The Spiegeltent, London
Sometimes I feel very lucky that I get an excuse to go and see children’s shows without even having any small people of my own. This is a case in point. The wonderful circus-theatre production of Circusy Caterpillar is cleverly written and colourful, with a vibrant soundtrack of rock, pop and disco songs that keep the room alive alongside the simple storytelling of mime and rhyming voice-over.
The Australian show toured until recently under the more recognisable title of The Very Circusy Caterpillar, which makes the story’s inspiration clear; if you’ve ever read a book about a little wriggly bug who eats more and more each day until transforming into a high-flying beauty, here is your chance to see what would happen if that little bug was born inside a circus tent, aspiring each day towards a different role in the show, eating to build strength with which to walk a slackline, juggle hula hoops or spin a German wheel.
The show is performed now by multi-talented Chelsea Angell, who has taken over the charming one-woman role created in 2011 by Happy Haps Productions‘ founder, Hannah Cryle. Angell smiles and wiggles and cheekily interacts with the male voice of the recorded narration, and there are a couple of well placed moments of play that actively involve us in the audience too.

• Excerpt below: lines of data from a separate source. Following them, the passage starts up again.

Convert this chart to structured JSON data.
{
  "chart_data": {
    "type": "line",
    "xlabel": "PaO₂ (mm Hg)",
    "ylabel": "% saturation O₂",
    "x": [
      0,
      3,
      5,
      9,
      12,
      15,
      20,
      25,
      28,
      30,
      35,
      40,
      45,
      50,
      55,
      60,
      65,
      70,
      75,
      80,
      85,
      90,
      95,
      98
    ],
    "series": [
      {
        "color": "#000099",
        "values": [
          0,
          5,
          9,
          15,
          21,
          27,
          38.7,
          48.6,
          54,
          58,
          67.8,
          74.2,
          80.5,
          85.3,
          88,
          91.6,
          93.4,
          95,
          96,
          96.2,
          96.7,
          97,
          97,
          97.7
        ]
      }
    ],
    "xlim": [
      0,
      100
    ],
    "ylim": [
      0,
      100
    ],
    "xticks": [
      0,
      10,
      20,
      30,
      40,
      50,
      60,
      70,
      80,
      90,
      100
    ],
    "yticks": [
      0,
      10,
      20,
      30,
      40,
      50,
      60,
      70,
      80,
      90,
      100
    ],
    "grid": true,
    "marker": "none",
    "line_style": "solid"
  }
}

Tricks become increasingly impressive as each day passes, and the imaginative portrayal of different foods through various circus props kept me excited to discover what will come next. Inside the Spiegeltent, with chairs arranged in a semi-circle on the flat performance floor, some of the smaller children need to move away from their seats to find a better viewing position, but attention is held. At the end, when stickers are offered for sale on the way out – by the circusy butterfly herself – several small fans decide to take their own place in the performing area, dancing and rolling on the floor to re-create their own games inspired by the show.
Within the last fortnight the show’s name has been changed, following a request from the estate behind Eric Carle’s classic book, The Very Hungry Caterpillar. This is a great shame for audiences who might appreciate the link to a childhood favourite (on which bookings might be based) and seems churlish to boot considering the quality of the production. This circusy alternative has clearly been made with great love and respect, as well as a skill for understanding the pace, colour and development required by young audiences. Whilst the gentle characterisation and clear movements are well suited for pre-schoolers, the recorded narration also offers a way in for older brothers and sisters, and the show is advertised for children up to 8 years old (although there are moments too that make me laugh aloud, with humour or delight, at 37).
A small detail that may pass many by, but makes me smile widely, is the refusal to acknowledge traditional gender stereotypes in the circus role models the caterpillar tries to emulate. Girls can juggle, boys can hula hoop and that’s the way the world is. From a small start, you can become something amazing. And have a great deal of fun on the way.